De kinderrechter zal daarom de ondertoezichtstelling van [voornaam minderjarige01] en [voornaam minderjarige02] verlengen voor de duur van negen maanden (artikel 1:260, eerste lid, BW).

6.De beslissing

De kinderrechter:
6.1.
verlengt de ondertoezichtstelling van [voornaam minderjarige01] en [voornaam minderjarige02] tot 10 augustus 2024;
6.2.
verklaart deze beschikking uitvoerbaar bij voorraad.
Deze beslissing is mondeling gegeven en in het openbaar uitgesproken op 30 oktober 2023 door mr. A. Verweij, kinderrechter, in aanwezigheid van M.I.M. Verschoor als griffier, en op schrift gesteld op 14 oktober 2023.
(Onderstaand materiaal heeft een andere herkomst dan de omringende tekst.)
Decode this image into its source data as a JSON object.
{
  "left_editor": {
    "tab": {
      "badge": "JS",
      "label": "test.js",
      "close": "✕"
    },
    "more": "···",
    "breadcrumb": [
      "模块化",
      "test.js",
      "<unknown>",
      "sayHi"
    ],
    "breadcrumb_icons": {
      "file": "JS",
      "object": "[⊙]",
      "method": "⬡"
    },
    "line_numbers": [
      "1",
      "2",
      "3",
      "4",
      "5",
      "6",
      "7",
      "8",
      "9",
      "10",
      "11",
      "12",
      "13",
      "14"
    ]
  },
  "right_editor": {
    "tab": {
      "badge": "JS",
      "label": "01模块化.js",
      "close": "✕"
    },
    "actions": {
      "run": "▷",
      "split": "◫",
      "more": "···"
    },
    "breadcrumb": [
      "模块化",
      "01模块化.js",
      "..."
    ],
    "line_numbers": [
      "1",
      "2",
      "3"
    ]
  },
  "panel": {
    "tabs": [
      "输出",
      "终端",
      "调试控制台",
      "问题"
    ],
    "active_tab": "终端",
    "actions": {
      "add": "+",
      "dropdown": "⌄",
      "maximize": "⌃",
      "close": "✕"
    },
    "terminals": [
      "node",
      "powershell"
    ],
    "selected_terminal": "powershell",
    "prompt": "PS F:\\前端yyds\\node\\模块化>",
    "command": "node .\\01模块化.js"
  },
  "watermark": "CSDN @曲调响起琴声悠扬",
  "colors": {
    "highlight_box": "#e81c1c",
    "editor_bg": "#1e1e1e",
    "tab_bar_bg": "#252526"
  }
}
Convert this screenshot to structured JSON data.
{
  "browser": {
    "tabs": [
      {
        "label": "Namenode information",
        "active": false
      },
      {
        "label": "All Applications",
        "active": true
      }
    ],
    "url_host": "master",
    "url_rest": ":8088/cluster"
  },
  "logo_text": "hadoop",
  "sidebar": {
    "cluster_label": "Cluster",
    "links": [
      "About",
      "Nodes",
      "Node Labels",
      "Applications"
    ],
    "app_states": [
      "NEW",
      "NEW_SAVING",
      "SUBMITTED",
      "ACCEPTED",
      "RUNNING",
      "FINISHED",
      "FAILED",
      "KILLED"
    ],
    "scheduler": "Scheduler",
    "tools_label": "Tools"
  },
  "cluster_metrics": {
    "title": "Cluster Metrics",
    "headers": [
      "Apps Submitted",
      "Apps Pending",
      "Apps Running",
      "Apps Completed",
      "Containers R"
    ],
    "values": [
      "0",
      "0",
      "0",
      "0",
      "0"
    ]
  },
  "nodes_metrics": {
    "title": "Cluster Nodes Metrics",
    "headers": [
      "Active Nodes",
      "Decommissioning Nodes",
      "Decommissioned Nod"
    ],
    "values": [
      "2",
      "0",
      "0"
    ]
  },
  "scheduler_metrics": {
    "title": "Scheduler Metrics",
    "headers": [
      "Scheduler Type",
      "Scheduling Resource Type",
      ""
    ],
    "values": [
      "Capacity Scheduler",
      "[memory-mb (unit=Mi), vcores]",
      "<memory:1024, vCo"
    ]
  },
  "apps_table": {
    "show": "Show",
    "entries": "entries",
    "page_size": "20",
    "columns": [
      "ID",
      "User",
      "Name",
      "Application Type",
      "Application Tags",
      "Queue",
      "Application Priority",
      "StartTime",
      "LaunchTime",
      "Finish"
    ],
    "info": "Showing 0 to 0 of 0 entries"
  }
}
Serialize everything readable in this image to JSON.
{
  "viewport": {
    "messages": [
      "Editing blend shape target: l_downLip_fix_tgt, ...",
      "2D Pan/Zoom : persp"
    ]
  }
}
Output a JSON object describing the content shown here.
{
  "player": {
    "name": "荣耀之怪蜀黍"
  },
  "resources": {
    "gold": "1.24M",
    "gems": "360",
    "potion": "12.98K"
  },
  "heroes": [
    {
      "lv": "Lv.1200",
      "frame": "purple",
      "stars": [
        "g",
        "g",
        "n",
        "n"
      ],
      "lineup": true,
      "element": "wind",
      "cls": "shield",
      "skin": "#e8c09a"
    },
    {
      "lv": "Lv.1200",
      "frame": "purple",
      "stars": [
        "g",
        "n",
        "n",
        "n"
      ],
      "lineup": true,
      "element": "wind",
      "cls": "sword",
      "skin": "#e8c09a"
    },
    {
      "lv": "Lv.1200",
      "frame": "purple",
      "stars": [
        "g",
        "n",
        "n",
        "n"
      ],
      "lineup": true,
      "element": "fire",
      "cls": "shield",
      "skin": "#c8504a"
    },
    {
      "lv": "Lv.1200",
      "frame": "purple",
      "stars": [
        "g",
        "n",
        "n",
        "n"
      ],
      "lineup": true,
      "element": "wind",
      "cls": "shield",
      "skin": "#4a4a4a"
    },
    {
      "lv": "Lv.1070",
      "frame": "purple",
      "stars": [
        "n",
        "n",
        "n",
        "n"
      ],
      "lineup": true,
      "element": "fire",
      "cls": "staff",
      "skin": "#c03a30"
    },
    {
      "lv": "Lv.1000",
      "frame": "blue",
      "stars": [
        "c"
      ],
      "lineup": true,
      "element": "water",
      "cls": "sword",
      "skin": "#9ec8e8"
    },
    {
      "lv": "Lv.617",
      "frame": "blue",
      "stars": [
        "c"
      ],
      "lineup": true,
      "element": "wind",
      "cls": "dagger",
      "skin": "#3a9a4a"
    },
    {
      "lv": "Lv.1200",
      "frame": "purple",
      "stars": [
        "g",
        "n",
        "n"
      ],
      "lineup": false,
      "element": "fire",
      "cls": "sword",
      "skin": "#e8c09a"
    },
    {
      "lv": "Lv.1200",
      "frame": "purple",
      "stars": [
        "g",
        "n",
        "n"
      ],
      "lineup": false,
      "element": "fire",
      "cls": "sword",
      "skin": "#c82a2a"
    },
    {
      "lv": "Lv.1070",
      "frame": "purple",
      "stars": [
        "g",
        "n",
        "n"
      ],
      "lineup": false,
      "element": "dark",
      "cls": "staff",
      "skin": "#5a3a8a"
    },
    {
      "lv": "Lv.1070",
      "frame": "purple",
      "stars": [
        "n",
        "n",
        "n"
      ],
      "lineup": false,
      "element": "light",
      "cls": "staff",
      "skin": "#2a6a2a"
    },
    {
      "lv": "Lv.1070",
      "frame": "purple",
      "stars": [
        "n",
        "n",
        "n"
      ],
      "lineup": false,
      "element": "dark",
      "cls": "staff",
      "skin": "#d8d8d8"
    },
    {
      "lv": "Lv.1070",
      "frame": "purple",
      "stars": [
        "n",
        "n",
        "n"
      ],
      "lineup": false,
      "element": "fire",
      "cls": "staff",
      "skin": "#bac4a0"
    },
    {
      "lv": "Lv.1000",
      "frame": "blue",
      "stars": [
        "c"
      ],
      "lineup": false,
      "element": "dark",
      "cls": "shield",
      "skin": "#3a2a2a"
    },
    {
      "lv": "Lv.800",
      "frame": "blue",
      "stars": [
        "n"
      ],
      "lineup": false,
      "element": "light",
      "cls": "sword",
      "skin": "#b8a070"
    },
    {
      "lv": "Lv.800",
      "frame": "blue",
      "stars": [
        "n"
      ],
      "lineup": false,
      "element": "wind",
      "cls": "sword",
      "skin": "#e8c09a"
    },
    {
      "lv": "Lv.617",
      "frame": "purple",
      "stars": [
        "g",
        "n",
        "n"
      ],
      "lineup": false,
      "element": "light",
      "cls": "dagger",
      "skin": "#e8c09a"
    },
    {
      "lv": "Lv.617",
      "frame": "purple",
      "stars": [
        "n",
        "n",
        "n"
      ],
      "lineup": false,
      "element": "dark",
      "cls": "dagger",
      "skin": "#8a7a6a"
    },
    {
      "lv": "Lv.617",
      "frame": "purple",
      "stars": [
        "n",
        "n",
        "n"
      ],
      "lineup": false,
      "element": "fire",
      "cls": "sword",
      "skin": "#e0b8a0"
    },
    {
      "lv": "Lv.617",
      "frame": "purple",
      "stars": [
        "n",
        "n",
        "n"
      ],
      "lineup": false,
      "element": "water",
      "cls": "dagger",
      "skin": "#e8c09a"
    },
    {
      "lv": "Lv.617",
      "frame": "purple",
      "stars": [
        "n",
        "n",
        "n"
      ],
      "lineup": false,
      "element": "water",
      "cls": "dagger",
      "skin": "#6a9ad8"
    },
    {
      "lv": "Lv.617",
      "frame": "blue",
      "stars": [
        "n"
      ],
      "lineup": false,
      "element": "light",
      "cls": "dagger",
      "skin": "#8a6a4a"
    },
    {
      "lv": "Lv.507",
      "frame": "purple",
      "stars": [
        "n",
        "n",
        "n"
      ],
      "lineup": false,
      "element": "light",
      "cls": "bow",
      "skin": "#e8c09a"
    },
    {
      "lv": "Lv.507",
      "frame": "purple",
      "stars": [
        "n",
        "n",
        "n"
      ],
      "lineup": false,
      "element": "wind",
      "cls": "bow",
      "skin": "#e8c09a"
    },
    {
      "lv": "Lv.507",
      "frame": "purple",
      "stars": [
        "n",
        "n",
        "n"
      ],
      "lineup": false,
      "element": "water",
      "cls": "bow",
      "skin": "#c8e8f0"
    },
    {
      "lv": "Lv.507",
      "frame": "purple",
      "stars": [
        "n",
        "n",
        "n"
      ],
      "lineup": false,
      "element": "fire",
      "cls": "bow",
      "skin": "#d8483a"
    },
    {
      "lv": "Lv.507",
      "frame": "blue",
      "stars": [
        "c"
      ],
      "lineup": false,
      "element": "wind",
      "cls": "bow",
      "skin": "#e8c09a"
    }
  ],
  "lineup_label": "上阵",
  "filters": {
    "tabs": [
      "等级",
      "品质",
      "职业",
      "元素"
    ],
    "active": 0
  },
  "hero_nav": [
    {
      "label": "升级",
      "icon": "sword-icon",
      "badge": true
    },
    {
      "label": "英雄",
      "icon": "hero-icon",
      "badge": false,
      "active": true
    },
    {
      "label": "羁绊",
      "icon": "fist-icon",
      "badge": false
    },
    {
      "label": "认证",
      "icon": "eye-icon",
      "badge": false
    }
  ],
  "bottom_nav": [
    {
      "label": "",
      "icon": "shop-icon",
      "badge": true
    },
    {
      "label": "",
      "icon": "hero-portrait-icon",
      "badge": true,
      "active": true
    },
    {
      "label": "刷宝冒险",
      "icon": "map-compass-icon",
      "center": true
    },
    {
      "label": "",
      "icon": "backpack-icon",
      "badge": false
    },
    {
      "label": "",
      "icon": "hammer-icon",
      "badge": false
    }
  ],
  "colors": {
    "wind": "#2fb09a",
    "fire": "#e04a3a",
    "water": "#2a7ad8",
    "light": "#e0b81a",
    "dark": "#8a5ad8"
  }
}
Hoger beroep tegen deze beschikking kan worden ingesteld:
- door de verzoekers en de belanghebbende(n) aan wie een afschrift van de beschikking is verstrekt of verzonden, binnen drie maanden na de dag van de uitspraak;
- door andere belanghebbenden binnen drie maanden na de betekening daarvan of nadat de beschikking aan hen op een andere wijze bekend is geworden.
Het hoger beroep moet, door tussenkomst van een advocaat, worden ingediend bij de griffie van het gerechtshof te Den Haag.